In between those two labour wars, Bettman was beset by failing franchises and embarrassed by undercapitalized (and occasionally crooked) owners. All you had to do was say “Boots Del Biaggio” and everyone understood the punchline, everyone understood who was the butt of the joke. Jim Balsillie may have been tilting at windmills in his attempt to buy a team and move it to Hamilton, but it was the league and the commissioner who came out of that protracted battle with egg on their faces.
The sport’s core fan base never liked or trusted Bettman, because he wasn’t a “hockey guy,” because he came from the NBA, because he had no natural affinity for the game, and because in moments of stress he became prickly rather than presidential. And yet here we are in 2014, and how do hockey and its commissioner stack up in comparison to the rest of the professional sports landscape?
There are still weak teams in Phoenix and South Florida that will likely need to be relocated. There are still other franchises losing money. A sudden downturn of the Canadian dollar would still cause considerable havoc. But all things considered, it’s a pretty good time for the NHL.
The formidable Don Fehr is running the players’ association now, but there will be a long stretch of labour peace. A new 12-year television deal in Canada is a gamble for both sides, but it provides a significant degree of financial stability. Hockey has been relatively scandal-free. Its kookiest, most embarrassing owners aren’t in the same class as Sterling—or Jerry Jones.
Though the NHL still struggles to create stars and isn’t close to pushing past any of the Big Three in the United States, it plays to a loyal consumer base that is very attractive to advertisers. Think of the shooting stars that have burned brightly and then faded over the course of Bettman’s tenure—NASCAR, UFC—which, it turns out, weren’t really reinventing the sports-marketing wheel. Meanwhile, hockey has chugged along, a regional attraction, overly reliant on Canada but steadily growing as a business.
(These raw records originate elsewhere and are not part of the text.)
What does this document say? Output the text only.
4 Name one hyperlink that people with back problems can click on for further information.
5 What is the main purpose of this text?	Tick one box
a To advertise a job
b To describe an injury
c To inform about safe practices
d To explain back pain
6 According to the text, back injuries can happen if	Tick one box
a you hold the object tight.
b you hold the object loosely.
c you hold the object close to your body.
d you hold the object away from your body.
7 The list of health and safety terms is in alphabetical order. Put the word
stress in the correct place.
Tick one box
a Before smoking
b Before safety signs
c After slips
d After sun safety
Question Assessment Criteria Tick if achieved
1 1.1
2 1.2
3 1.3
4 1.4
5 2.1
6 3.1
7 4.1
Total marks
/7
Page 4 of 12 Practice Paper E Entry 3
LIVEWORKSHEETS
There is a brand new arena under construction in Quebec City that will soon be ready for a team, another in Las Vegas, and there is the expansion-fee bonanza that a second franchise in the Greater Toronto Area would represent. Bettman doesn’t get all of the credit for that, just like he didn’t deserve all of the blame for past fiascos. The balance, though, has tilted in his favour.
He has a long way to go before they love him in Hockeyland, but maybe one of these years they won’t even heckle him when he hands over the Stanley Cup.